I think your answer to that question is here, in the Bombich knowledge base. The short answer is that depending on what exactly you do with Arq, you could copy that action with CCC.

1 Like

You legend, thanks a bunch.

CCC offers limited support for third-party filesystems, such as those provided by FUSE for OS X(link is external). Due to the large number of filesystems that can be provided by FUSE, CCC provides generic support for these “userland” filesystems rather than specific support. CCC takes a best effort approach by determining the capabilities of the source and destination filesystems, warns of potential incompatibilities, then presents only unexpected error conditions that arise during a backup.

Doesn’t sound too promising, for important backups especially.

You’re most welcome :slight_smile:

I agree - if it’s (for any value of “it”) mission critical, it should probably be used in the way it was intended.

My backup strategy:

Daily with Arq (only DT databases in the backup set; Destination OneDrive)
Daily with CCC (whole drive, not bootable)
Weekly with Arq on a local drive (SSD)
Monthly via DT Export and encrypted upload to OneDrive

Last year, after my iMac lost suddenly all its data I restored from my Arq Backups. This was very easy and without any problems. Everything works as expected. My Settings were restored from the CCC backup.

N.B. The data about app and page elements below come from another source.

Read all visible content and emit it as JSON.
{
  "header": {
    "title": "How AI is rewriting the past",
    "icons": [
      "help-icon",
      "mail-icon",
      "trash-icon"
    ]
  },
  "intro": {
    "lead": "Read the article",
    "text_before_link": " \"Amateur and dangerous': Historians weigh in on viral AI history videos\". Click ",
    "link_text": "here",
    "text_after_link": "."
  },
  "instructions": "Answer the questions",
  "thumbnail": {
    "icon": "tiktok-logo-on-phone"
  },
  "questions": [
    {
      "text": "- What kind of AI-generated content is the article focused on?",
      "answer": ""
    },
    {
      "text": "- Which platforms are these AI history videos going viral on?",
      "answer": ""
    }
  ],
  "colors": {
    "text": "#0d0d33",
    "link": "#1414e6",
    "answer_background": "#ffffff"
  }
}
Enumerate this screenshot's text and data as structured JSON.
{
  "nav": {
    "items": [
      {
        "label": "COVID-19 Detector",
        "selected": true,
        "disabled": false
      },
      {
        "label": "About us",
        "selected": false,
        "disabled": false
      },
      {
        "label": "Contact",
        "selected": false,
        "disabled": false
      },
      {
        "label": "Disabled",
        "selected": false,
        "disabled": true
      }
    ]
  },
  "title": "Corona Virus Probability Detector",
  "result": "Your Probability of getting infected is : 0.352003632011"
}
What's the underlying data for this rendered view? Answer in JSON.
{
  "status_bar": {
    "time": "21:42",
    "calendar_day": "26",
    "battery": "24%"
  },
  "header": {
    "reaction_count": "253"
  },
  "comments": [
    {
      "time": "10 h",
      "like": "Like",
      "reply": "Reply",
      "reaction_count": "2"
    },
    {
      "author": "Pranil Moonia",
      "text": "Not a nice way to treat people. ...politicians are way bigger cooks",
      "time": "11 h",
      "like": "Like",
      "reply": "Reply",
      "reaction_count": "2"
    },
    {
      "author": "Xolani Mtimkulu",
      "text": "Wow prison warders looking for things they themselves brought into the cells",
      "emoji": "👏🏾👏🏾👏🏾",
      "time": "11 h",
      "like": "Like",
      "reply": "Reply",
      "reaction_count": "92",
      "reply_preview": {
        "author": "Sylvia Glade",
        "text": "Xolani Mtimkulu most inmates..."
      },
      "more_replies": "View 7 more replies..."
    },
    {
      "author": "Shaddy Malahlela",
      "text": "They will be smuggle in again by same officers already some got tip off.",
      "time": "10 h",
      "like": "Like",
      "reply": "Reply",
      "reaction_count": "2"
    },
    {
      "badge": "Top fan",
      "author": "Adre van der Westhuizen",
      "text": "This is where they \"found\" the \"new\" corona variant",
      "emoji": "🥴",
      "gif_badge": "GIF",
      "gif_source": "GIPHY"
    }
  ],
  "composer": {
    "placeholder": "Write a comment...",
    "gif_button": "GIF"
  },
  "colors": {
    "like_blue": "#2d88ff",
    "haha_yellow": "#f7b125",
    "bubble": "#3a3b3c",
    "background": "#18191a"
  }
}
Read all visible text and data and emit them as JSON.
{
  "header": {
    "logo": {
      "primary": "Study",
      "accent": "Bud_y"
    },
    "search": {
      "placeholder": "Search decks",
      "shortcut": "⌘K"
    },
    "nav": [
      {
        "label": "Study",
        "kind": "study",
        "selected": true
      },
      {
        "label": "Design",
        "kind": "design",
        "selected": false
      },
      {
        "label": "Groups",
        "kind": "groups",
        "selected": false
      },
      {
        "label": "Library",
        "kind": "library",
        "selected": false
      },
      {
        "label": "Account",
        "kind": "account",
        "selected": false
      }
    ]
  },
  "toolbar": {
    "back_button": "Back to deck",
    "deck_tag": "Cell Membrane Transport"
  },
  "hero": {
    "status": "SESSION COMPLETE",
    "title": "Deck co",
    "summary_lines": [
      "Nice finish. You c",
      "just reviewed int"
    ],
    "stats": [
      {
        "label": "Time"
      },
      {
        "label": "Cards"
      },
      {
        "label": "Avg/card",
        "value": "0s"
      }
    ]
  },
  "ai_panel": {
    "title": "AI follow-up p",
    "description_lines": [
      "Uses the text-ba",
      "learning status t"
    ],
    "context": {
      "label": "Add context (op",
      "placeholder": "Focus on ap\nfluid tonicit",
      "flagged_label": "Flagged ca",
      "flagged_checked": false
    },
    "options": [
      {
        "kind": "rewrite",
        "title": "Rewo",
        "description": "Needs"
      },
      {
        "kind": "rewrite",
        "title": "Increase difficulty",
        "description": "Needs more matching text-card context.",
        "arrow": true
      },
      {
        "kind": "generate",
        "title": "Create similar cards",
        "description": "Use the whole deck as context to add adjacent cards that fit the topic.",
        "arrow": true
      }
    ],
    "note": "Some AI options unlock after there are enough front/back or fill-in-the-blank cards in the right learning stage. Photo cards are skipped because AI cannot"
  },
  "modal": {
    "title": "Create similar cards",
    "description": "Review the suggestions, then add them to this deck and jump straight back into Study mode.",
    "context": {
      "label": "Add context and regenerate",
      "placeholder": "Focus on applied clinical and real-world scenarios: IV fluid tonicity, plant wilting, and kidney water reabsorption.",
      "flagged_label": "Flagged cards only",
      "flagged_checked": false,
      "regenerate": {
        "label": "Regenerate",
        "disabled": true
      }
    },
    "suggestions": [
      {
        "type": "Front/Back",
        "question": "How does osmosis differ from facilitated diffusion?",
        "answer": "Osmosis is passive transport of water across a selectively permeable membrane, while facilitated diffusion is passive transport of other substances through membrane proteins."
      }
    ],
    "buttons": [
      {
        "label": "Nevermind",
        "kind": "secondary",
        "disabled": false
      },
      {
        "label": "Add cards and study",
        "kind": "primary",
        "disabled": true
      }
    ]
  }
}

I can recommended the backup via Arq (online and local)

1 Like

I access my notes on a Mac, and iPad (2 devices)
Of course Time Machine should be in use by all Mac users; stored on an external drive
I also backup note versions using a smart rule; triggered by “before saving”

A weekly backup using the archive feature, stored on iCloud
My weekly backups also include a full export of notes using the file/folder option; also stored on iCloud.

how do you only restore settings from CCC?

i have been playing around with Arq now and it seems the new encrypted databases in DT don’t seem to support delta uploads?

In an unencrypted setting, the backup client sends only the changed files. In an encrypted setting, there’s only one file, namely the encrypted database. The client has no way to figure out which files were changed.
If he could, encryption were broken.

1 Like

wasn’t sure if they encrypt the entire db as one file or the individual files etc

Encrypting single files would leave the file names unencrypted, I guess. So not a good idea.